Tunisian Yassim Mansour says it's hard for an immigrant to live in this society.
"When they show their apartments, you go there with 16 other Norwegians, they take the Norwegian one, and this is a fact," he says. "Here, when I am at work, if I have to pray — I am Muslim — I have to hide myself and don't tell anyone. If they ask me, I say I have been in toilet."
Mansour says integration should not mean that he has to lose everything about his cultural identity.
Large-scale immigration began in Norway in the '70s. At first, many Norwegians worried foreigners could take away their jobs. But because Norway became very rich — thanks to oil — and there are virtually no jobless, the debate shifted to the more insidious terrain of cultural differences.
The number of immigrants has more than doubled since 1995, and growing tensions have led to more division. Indigenous Norwegians have increasingly fled neighborhoods inhabited by immigrants, citing worsening educational standards in public schools. Also, says Iranian-born human rights activist Ali Esbati, the notion began to circulate that Muslims in particular — because of their religion — could not become good Norwegians.
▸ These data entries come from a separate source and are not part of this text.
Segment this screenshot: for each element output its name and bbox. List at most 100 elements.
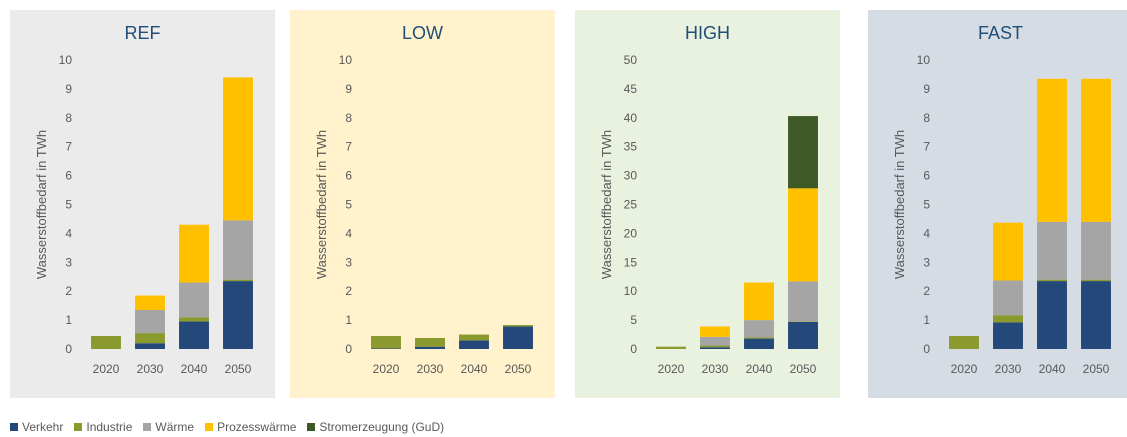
bar-segment-verkehr-2050 <box>788 321 818 349</box>
y-tick-label: 10 <box>917 53 931 67</box>
x-tick-label: 2030 <box>417 362 444 376</box>
bar-segment-waerme-2050 <box>223 220 253 280</box>
bar-segment-waerme-2030 <box>993 280 1023 316</box>
bar-segment-waerme-2050 <box>788 281 818 322</box>
y-tick-label: 6 <box>923 169 930 183</box>
y-tick-label: 5 <box>923 198 930 212</box>
bar-segment-industrie-2020 <box>91 335 121 349</box>
y-tick-label: 45 <box>624 82 638 96</box>
bar-segment-industrie-2020 <box>949 335 979 349</box>
y-tick-label: 25 <box>624 198 638 212</box>
y-tick-label: 15 <box>624 255 638 269</box>
x-tick-label: 2050 <box>790 362 817 376</box>
legend-item-prozesswaerme: Prozesswärme <box>205 420 296 434</box>
chart-title: HIGH <box>685 23 730 43</box>
bar-segment-industrie-2050 <box>223 279 253 282</box>
legend-label-prozesswaerme: Prozesswärme <box>217 420 297 434</box>
bar-segment-verkehr-2040 <box>459 340 489 349</box>
bar-segment-industrie-2050 <box>503 325 533 327</box>
bar-segment-industrie-2030 <box>415 338 445 347</box>
y-tick-label: 20 <box>624 226 638 240</box>
bar-segment-industrie-2050 <box>1081 279 1111 282</box>
y-tick-label: 2 <box>65 284 72 298</box>
y-tick-label: 9 <box>65 82 72 96</box>
chart-title: REF <box>125 23 161 43</box>
bar-segment-waerme-2040 <box>179 282 209 318</box>
bar-segment-industrie-2020 <box>371 335 401 349</box>
y-tick-label: 8 <box>65 111 72 125</box>
x-tick-label: 2020 <box>658 362 685 376</box>
bar-segment-verkehr-2020 <box>371 348 401 349</box>
bar-segment-verkehr-2050 <box>1081 281 1111 349</box>
y-tick-label: 50 <box>624 53 638 67</box>
y-tick-label: 40 <box>624 111 638 125</box>
bar-segment-industrie-2040 <box>1037 279 1067 282</box>
chart-panel-fast: FAST Wasserstoffbedarf in TWh 0 1 2 3 4 5 6 7 8 9 10… <box>868 10 1127 398</box>
y-tick-label: 3 <box>923 255 930 269</box>
chart-svg: LOW Wasserstoffbedarf in TWh 0 1 2 3 4 5 6 7 8 9 10 2… <box>290 10 555 398</box>
y-tick-label: 10 <box>339 53 353 67</box>
chart-panel-ref: REF Wasserstoffbedarf in TWh 0 1 2 3 4 5 6 7 8 9 10 2… <box>10 10 275 398</box>
legend-item-verkehr: Verkehr <box>10 420 63 434</box>
y-tick-label: 1 <box>923 313 930 327</box>
legend-item-waerme: Wärme <box>143 420 194 434</box>
bar-segment-waerme-2040 <box>744 320 774 338</box>
y-tick-label: 6 <box>345 169 352 183</box>
y-tick-label: 2 <box>923 284 930 298</box>
y-tick-label: 10 <box>59 53 73 67</box>
bar-segment-industrie-2030 <box>993 315 1023 323</box>
x-tick-label: 2050 <box>505 362 532 376</box>
y-tick-label: 4 <box>65 226 72 240</box>
bar-segment-verkehr-2040 <box>1037 281 1067 349</box>
y-tick-label: 35 <box>624 140 638 154</box>
y-axis-label: Wasserstoffbedarf in TWh <box>892 130 907 279</box>
bar-segment-industrie-2030 <box>135 333 165 344</box>
bar-segment-waerme-2030 <box>700 336 730 346</box>
x-tick-label: 2020 <box>951 362 978 376</box>
bar-segment-prozesswaerme-2050 <box>223 77 253 221</box>
legend-swatch-verkehr <box>10 423 18 431</box>
y-tick-label: 1 <box>65 313 72 327</box>
x-tick-label: 2020 <box>93 362 120 376</box>
y-tick-label: 5 <box>345 198 352 212</box>
y-tick-label: 0 <box>65 342 72 356</box>
bar-segment-industrie-2040 <box>459 334 489 341</box>
y-tick-label: 1 <box>345 313 352 327</box>
legend-label-waerme: Wärme <box>155 420 195 434</box>
y-tick-label: 7 <box>65 140 72 154</box>
legend-swatch-prozesswaerme <box>205 423 214 431</box>
y-tick-label: 0 <box>923 342 930 356</box>
y-tick-label: 9 <box>923 82 930 96</box>
chart-svg: FAST Wasserstoffbedarf in TWh 0 1 2 3 4 5 6 7 8 9 10… <box>868 10 1127 398</box>
y-tick-label: 0 <box>345 342 352 356</box>
x-tick-label: 2030 <box>702 362 729 376</box>
bar-segment-prozesswaerme-2030 <box>993 222 1023 281</box>
y-axis-label: Wasserstoffbedarf in TWh <box>314 130 329 279</box>
y-tick-label: 5 <box>630 313 637 327</box>
legend-swatch-industrie <box>74 423 83 431</box>
bar-segment-prozesswaerme-2050 <box>788 188 818 282</box>
y-tick-label: 4 <box>923 226 930 240</box>
bar-segment-industrie-2050 <box>788 321 818 322</box>
bar-segment-industrie-2030 <box>700 345 730 348</box>
x-tick-label: 2040 <box>746 362 773 376</box>
x-tick-label: 2050 <box>1083 362 1110 376</box>
y-tick-label: 4 <box>345 226 352 240</box>
legend-swatch-stromerzeugung <box>307 423 316 431</box>
bar-segment-verkehr-2050 <box>503 326 533 349</box>
legend-label-verkehr: Verkehr <box>22 420 64 434</box>
chart-svg: HIGH Wasserstoffbedarf in TWh 0 5 10 15 20 25 30… <box>575 10 840 398</box>
chart-svg: REF Wasserstoffbedarf in TWh 0 1 2 3 4 5 6 7 8 9 10 2… <box>10 10 275 398</box>
x-tick-label: 2030 <box>137 362 164 376</box>
y-tick-label: 7 <box>923 140 930 154</box>
legend-label-stromerzeugung: Stromerzeugung (GuD) <box>319 420 445 434</box>
legend: Verkehr Industrie Wärme Prozesswärme Str… <box>10 420 455 434</box>
legend-item-stromerzeugung: Stromerzeugung (GuD) <box>307 420 444 434</box>
y-axis-label: Wasserstoffbedarf in TWh <box>34 130 49 279</box>
y-tick-label: 8 <box>345 111 352 125</box>
y-tick-label: 30 <box>624 169 638 183</box>
legend-label-industrie: Industrie <box>86 420 133 434</box>
y-tick-label: 5 <box>65 198 72 212</box>
bar-segment-waerme-2050 <box>1081 221 1111 280</box>
x-tick-label: 2040 <box>1039 362 1066 376</box>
"This new kind of right-wing milieu, the Eurabia literature, this idea that the West is being taken over, these ideas were quite marginal until recently," Esbati says, "but they have moved more and more toward the center of things, main public discourse, that is the real problem for long-term social development."
Sociologist Thomas Eriksen hopes something positive will emerge from last week's tragedy: that people here will treat each other with more respect and more recognition.
"So that it becomes more difficult for people on the right wing to generalize in pejorative terms about Muslims, and be concerned that we do have an emerging multicultural society here," he says, "and that everybody needs to have a place in it, that we have to create that sense of solidarity among the whole population and loyalty among the immigrants."
As the country emerges from shock and an intense period of mourning, Norwegians — indigenous and not — will have to engage together in dialogue, not in confrontation.